The state's peak tourism lobby wants to revive the 'Bring Your Car For Free' promotion on Devonport's Spirit of Tasmania ferries, to entice more tourists to the North West Coast and beyond.
TICT CEO Luke Martin is calling for another boost to the Bass Strait Passenger Vehicle Equalisation Scheme in tomorrow's federal budget.
"The notion that you just turn off the tap of support to these disrupted businesses is just too much," he told Tasmania Talks on Monday.
The most recent campaign was due to run until the end of June, but the $6 million allocation ran out first, due to high demand.
"I think there has to be something for these businesses in the form of continued support. We know that people who come over on the Spirit on the low-cost daytime sailings, they're the people that get into Stanley, get into Strahan, get into St Helens.
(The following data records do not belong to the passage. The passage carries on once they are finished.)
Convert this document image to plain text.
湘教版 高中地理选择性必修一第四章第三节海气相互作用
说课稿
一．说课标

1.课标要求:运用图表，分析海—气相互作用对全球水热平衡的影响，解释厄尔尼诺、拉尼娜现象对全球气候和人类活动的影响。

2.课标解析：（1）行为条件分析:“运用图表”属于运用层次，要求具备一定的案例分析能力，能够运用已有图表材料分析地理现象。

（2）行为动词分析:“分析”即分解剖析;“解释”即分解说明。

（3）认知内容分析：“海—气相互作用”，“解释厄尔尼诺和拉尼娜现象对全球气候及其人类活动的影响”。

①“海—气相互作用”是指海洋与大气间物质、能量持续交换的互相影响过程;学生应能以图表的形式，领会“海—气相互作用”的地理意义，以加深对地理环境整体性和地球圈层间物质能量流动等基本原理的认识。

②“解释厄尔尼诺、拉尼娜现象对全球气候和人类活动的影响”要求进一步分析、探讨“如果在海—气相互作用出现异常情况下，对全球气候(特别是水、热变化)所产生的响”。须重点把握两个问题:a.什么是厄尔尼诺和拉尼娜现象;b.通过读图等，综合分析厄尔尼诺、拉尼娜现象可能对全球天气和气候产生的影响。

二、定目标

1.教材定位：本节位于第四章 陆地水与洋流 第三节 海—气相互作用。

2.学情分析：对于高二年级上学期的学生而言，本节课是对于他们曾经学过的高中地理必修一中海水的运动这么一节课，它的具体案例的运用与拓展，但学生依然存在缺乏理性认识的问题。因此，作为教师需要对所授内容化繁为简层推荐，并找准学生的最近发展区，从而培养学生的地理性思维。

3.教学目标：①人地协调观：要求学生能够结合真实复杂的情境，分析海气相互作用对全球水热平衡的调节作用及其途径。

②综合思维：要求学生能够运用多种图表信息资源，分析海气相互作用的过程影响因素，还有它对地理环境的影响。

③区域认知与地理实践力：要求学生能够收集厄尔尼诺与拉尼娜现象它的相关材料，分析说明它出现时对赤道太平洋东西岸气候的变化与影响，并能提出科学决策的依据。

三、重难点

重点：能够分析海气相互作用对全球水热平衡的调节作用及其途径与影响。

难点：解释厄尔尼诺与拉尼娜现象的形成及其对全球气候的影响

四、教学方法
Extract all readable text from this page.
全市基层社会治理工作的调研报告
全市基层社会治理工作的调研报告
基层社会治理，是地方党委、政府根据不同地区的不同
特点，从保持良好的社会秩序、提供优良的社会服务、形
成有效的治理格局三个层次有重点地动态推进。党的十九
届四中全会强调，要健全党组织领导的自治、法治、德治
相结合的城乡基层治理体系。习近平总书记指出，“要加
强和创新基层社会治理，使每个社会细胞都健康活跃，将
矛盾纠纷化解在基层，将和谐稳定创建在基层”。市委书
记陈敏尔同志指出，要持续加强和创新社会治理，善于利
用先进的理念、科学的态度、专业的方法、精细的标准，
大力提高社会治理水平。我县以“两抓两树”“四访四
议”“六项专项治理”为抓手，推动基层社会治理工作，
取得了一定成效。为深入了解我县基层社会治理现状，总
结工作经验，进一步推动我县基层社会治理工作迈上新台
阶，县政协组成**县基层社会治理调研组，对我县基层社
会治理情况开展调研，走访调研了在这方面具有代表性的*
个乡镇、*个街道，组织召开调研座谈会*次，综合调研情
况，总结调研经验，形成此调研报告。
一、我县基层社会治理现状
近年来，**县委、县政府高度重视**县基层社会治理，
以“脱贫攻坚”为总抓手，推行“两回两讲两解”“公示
They're worth their weight in gold at the moment," Mr Martin said.
Local tourism operators are hoping to get through the typically quieter winter months unscathed, but the Prime Minister has indicated the international borders will remain closed for the foreseeable future.
"Let's wait and see," was the message from Deputy Prime Minister Michael McCormack when asked about the Morriosn Government putting more money into the BSPVES, instead pointing to other tourism support measures like the discounted airfares to Hobart, Launceston, Devonport and Burnie.
However there is some concern that including Hobart on the list of locations has pushed travellers away from going to the regions.
Recent data showed of the of the federal government's 125,000 discounted airfares sold to Tasmania, only 3 percent are to Burnie and Devonport, with Launceston about a third.
"I'd like to think that some of those people who go to Hobart would then drive up the Midland and go to some of those place in the North...make sure they take advantage of the wineries and the sites to see in Launceston, in Devonport in Burnie, in all of those wonderful areas," Mr McCormack said.